I am after a Turbo Trainer not sure if I will use it too much so dont really want to buy new, so if any of you guys/gals have one and are looking to get a newer on then let me know.

Cheers,

Neil.


----------



## gavintc (30 May 2009)

Have a look at the cycle club websites in your area as well. They are pretty heavy and it would be useful if you could find one local to you. I know my own club web site regularly has them for sale on the club forum.


----------



## dudi (30 May 2009)

Yep, got one for sale for £40. decent trainer, just not my bag.
See the classified section


----------



## Wigsie (30 May 2009)

No worries, thanks guys, I will take a look.
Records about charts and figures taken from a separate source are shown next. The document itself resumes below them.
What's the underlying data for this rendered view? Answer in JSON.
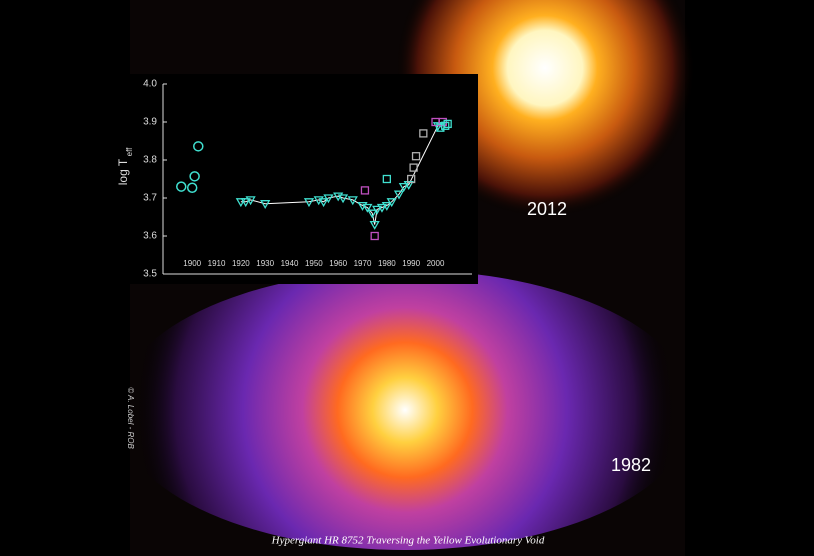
{
  "chart_data": {
    "type": "scatter",
    "ylabel": "log T",
    "ylabel_sub": "eff",
    "xlim": [
      1888,
      2015
    ],
    "ylim": [
      3.5,
      4.0
    ],
    "xticks": [
      1900,
      1910,
      1920,
      1930,
      1940,
      1950,
      1960,
      1970,
      1980,
      1990,
      2000
    ],
    "yticks": [
      {
        "value": 3.5,
        "label": "3.5"
      },
      {
        "value": 3.6,
        "label": "3.6"
      },
      {
        "value": 3.7,
        "label": "3.7"
      },
      {
        "value": 3.8,
        "label": "3.8"
      },
      {
        "value": 3.9,
        "label": "3.9"
      },
      {
        "value": 4.0,
        "label": "4.0"
      }
    ],
    "series": [
      {
        "marker": "circle",
        "color": "#40e0d0",
        "x": [
          1895.5,
          1900,
          1901,
          1902.5
        ],
        "values": [
          3.73,
          3.727,
          3.757,
          3.836
        ]
      },
      {
        "marker": "triangle",
        "color": "#40e0d0",
        "line": "#ffffff",
        "x": [
          1920,
          1922,
          1924,
          1930,
          1948,
          1952,
          1954,
          1956,
          1960,
          1962,
          1966,
          1970,
          1972,
          1974,
          1975,
          1976,
          1978,
          1980,
          1982,
          1985,
          1987,
          1989,
          2001,
          2003
        ],
        "values": [
          3.69,
          3.69,
          3.695,
          3.685,
          3.69,
          3.695,
          3.69,
          3.7,
          3.705,
          3.7,
          3.695,
          3.68,
          3.675,
          3.66,
          3.63,
          3.67,
          3.675,
          3.68,
          3.69,
          3.71,
          3.73,
          3.735,
          3.89,
          3.89
        ]
      },
      {
        "marker": "square",
        "color": "#c050c0",
        "x": [
          1971,
          1975,
          2000,
          2003
        ],
        "values": [
          3.72,
          3.6,
          3.9,
          3.9
        ]
      },
      {
        "marker": "square",
        "color": "#b0b0b0",
        "x": [
          1990,
          1991,
          1992,
          1995
        ],
        "values": [
          3.75,
          3.78,
          3.81,
          3.87
        ]
      },
      {
        "marker": "square",
        "color": "#40e0d0",
        "x": [
          1980,
          2002,
          2004,
          2005
        ],
        "values": [
          3.75,
          3.885,
          3.89,
          3.895
        ]
      }
    ]
  },
  "image": {
    "labels": [
      "2012",
      "1982"
    ],
    "caption": "Hypergiant HR 8752 Traversing the Yellow Evolutionary Void",
    "credit": "© A. Lobel - ROB"
  }
}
I may PM you if I have no luck dudi as ipswich is not a million miles from me and have clients I can visit in cambridge to write off travel costs to business


----------



## dudi (30 May 2009)

No probs, if it's easier for you I can meet you somewhere not so out of the way...
I know Ipswich isn't exactly on the way to anywhere.


----------



## dudi (30 May 2009)

FYI I just looked up postage for someone else

First Class: £16.62
Recorded: £17.37
Special Delivery (next day): £21.65
*Standard Parcels: £12.62*


----------



## Wigsie (30 May 2009)

Have you got a Pic? or can you telll me what make it is?


----------



## dudi (30 May 2009)

Yeah, sure. 
It's a Tacx cycle track speedmatic - just like the one below-







It's got an adjustable load, handlebar mounted, it's magnetic resistance - quite quiet and the heavy flywheel is pretty good too.
Folds away so easy storage


----------



## Janeyb (15 Jun 2009)

Hi Dudi

Has your cycle trainer been sold? Would be very interested if not. Live in Norfolk to not a million miles away.


----------



## nick-22 (21 Jun 2009)

i have a trainer for sale if any1 wants it...


----------